SFEIES24 Poster Presentations Other (E.g. Education, Teaching) (9 abstracts)
1University of Limerick, Limerick, Ireland; 2Midland Regional Hospital Tullamore, Tullamore, Ireland
Background: Arginine vasopressin disorder (previously diabetes insipidus (DI)) can be distinguished clinically into a relative deficiency of, or resistance to anti-diuretic hormone. Lithium is the mainstay of therapy for patients with bipolar affective disorder (BPAD), 40% of whom will go on to develop arginine vasopressin resistance (previously nephrogenic DI). We present a challenging case of an elderly gentleman receiving long-term lithium therapy who developed a hyperosmolar, hypernatremia with significant polyuria.

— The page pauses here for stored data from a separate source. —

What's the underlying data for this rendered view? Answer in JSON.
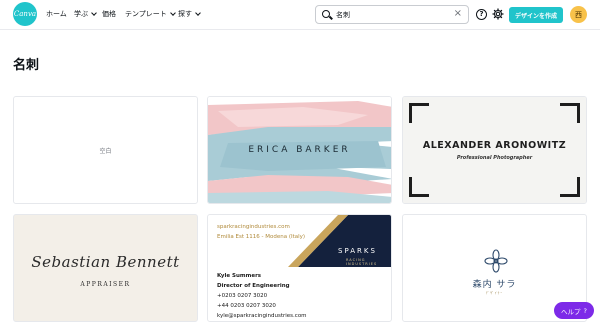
{
  "header": {
    "logo_text": "Canva",
    "nav": [
      {
        "label": "ホーム",
        "has_dropdown": false
      },
      {
        "label": "学ぶ",
        "has_dropdown": true
      },
      {
        "label": "価格",
        "has_dropdown": false
      },
      {
        "label": "テンプレート",
        "has_dropdown": true
      },
      {
        "label": "探す",
        "has_dropdown": true
      }
    ],
    "search": {
      "value": "名刺",
      "clear_icon": "close-icon"
    },
    "help_icon_glyph": "?",
    "create_button_label": "デザインを作成",
    "avatar_initial": "西"
  },
  "page": {
    "title": "名刺"
  },
  "templates": {
    "blank": {
      "label": "空白"
    },
    "erica": {
      "name": "ERICA BARKER"
    },
    "alexander": {
      "name": "ALEXANDER ARONOWITZ",
      "subtitle": "Professional Photographer"
    },
    "sebastian": {
      "name": "Sebastian Bennett",
      "role": "APPRAISER"
    },
    "sparks": {
      "website": "sparkracingindustries.com",
      "address": "Emilia Est 1116 - Modena (Italy)",
      "brand": "SPARKS",
      "brand_sub": "RACING INDUSTRIES",
      "contact_name": "Kyle Summers",
      "contact_title": "Director of Engineering",
      "phone1": "+0203 0207 3020",
      "phone2": "+44 0203 0207 3020",
      "email": "kyle@sparkracingindustries.com"
    },
    "mori": {
      "name": "森内 サラ",
      "sub": "ﾃﾞｻﾞｲﾅｰ"
    }
  },
  "help_button": {
    "label": "ヘルプ",
    "glyph": "?"
  },
  "colors": {
    "brand_teal": "#20c4cb",
    "help_purple": "#7d2ae8",
    "avatar_yellow": "#f8c24a"
  }
}
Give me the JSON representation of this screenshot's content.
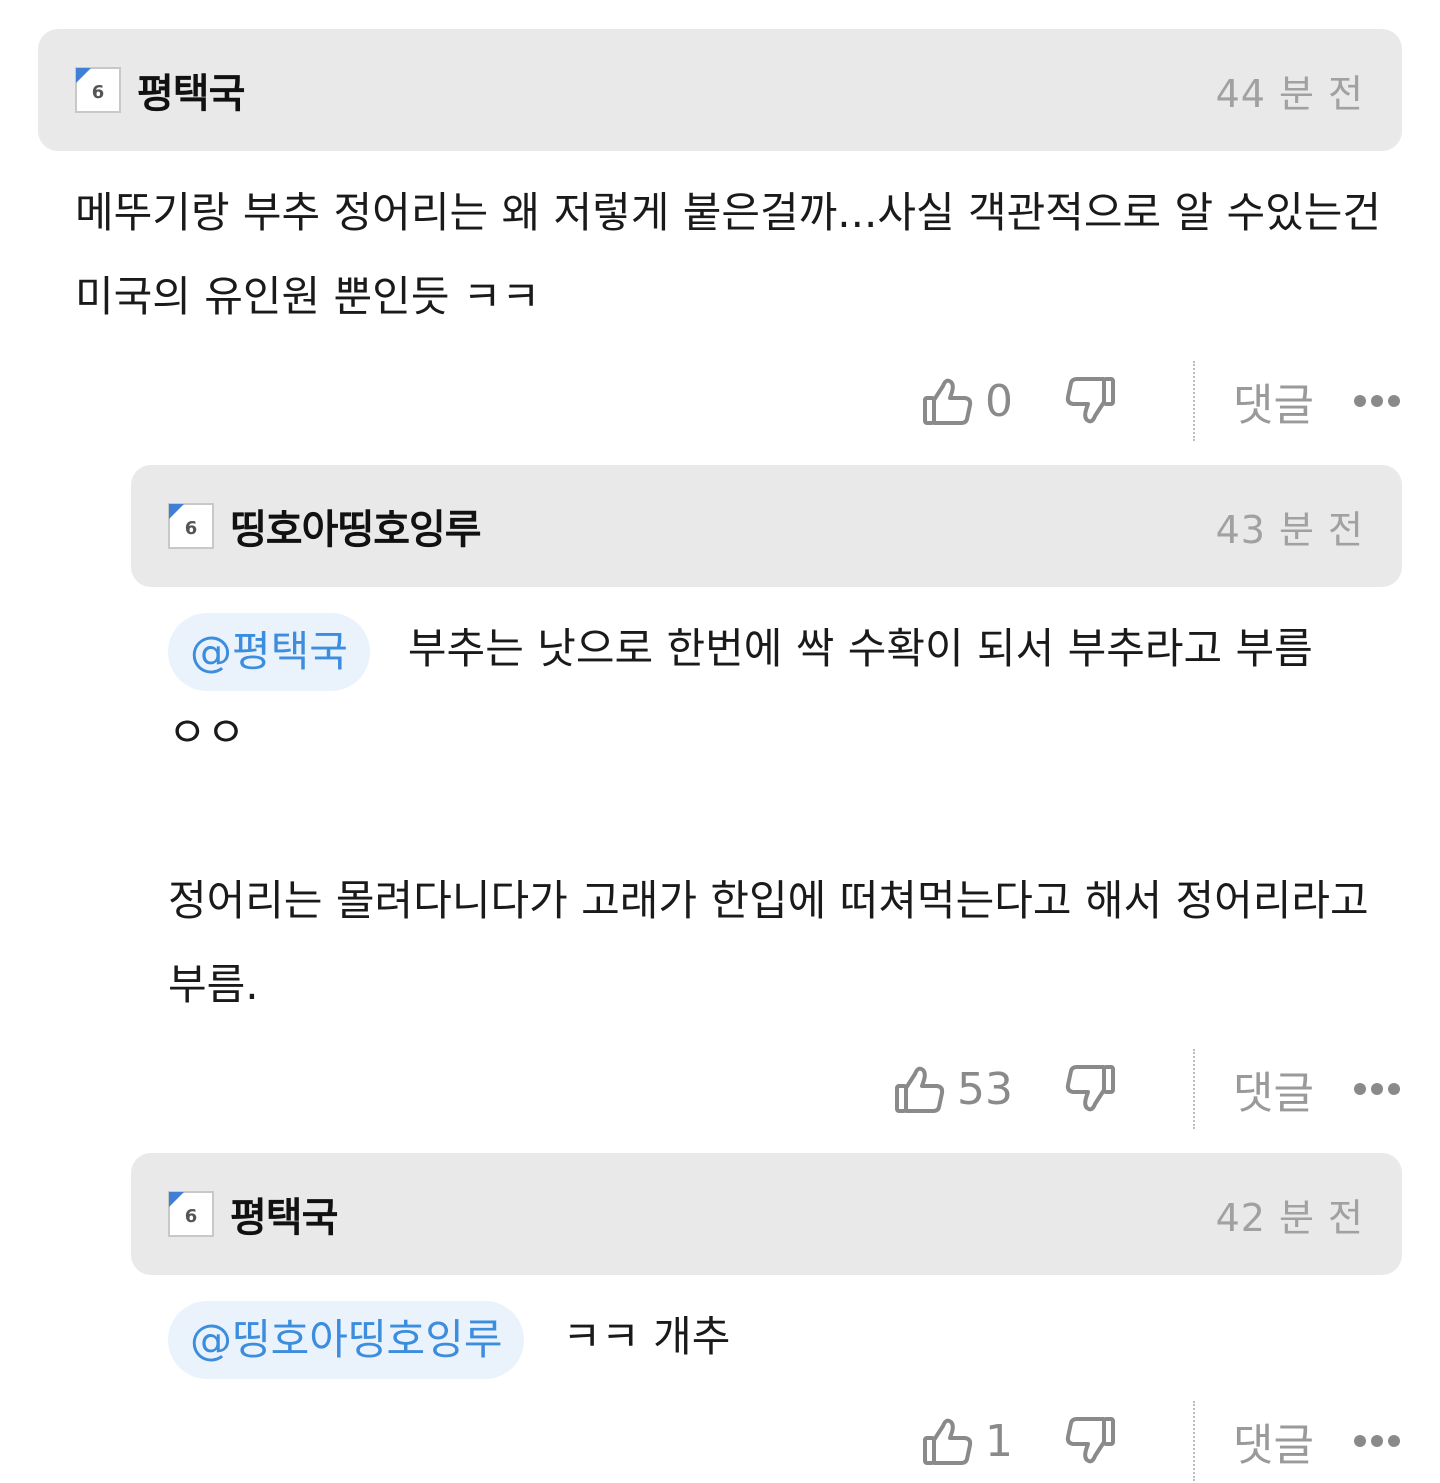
{
  "comments": [
    {
      "nickname": "평택국",
      "time": "44 분 전",
      "mention": "",
      "paragraphs": [
        "메뚜기랑 부추 정어리는 왜 저렇게 붙은걸까...사실 객관적으로 알 수있는건 미국의 유인원 뿐인듯 ㅋㅋ"
      ],
      "likes": "0",
      "reply_label": "댓글"
    },
    {
      "nickname": "띵호아띵호잉루",
      "time": "43 분 전",
      "mention": "@평택국",
      "paragraphs": [
        "부추는 낫으로 한번에 싹 수확이 되서 부추라고 부름 ㅇㅇ",
        "정어리는 몰려다니다가 고래가 한입에 떠쳐먹는다고 해서 정어리라고 부름."
      ],
      "likes": "53",
      "reply_label": "댓글"
    },
    {
      "nickname": "평택국",
      "time": "42 분 전",
      "mention": "@띵호아띵호잉루",
      "paragraphs": [
        "ㅋㅋ 개추"
      ],
      "likes": "1",
      "reply_label": "댓글"
    }
  ],
  "icons": {
    "level": "level-6-badge-icon",
    "like": "thumbs-up-icon",
    "dislike": "thumbs-down-icon",
    "more": "more-dots-icon"
  },
  "level_badge_text": "6",
  "colors": {
    "header_bg": "#e9e9e9",
    "mention_text": "#3c8dde",
    "mention_bg": "#eaf3fc"
  }
}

Case report: An 81 year-old man presented to the Emergency Department with dyspnoea and cough. He was treated for pneumonia with IV antibiotics. He had a background of COPD, laryngectomy for previous laryngeal cancer and BPAD taking 800 mg of Lithium Carbonate daily. As his pneumonia improved, he exhibited persistent low mood, oppositional behaviour towards staff and frequently declined oral intake. On Day 12 of admission his sodium acutely rose from 152 mmol/l to 161 mmol/l. His Corrected Ca2+ was > 2.7 mmol/l. His urea and creatinine were also acutely elevated and serum osmolality was 351mOsm/kg (275-295mOsm/kg). He was clinically dehydrated on hydration assessment. Fluid balance assessment revealed a polyuria of >4L in 24 hours, with a urine osmolality of 543mOsm/kg (<800mOsm/kg). He was treated with 2L of 5% dextrose. His lithium was held and serum lithium levels were shown to be 0.47 mmol/l (NR 0.6-1.0 mmol/l) two days later. Psychiatry reviewed remotely and advised cessation of lithium until biochemistry normalised. Desmopressin 0.1 mg PO was then administered. Over several days his sodium levels normalised and polyuria resolved. Although his mood remained an issue, he was discharged home on day 19 with plans to closely monitor.
Conclusion: This case not only highlights the complexities of lithium induced AVR but also the compounding systemic challenges of managing such cases in a regional model-three hospital, without psychiatry services and with extended wait times for specialised tests.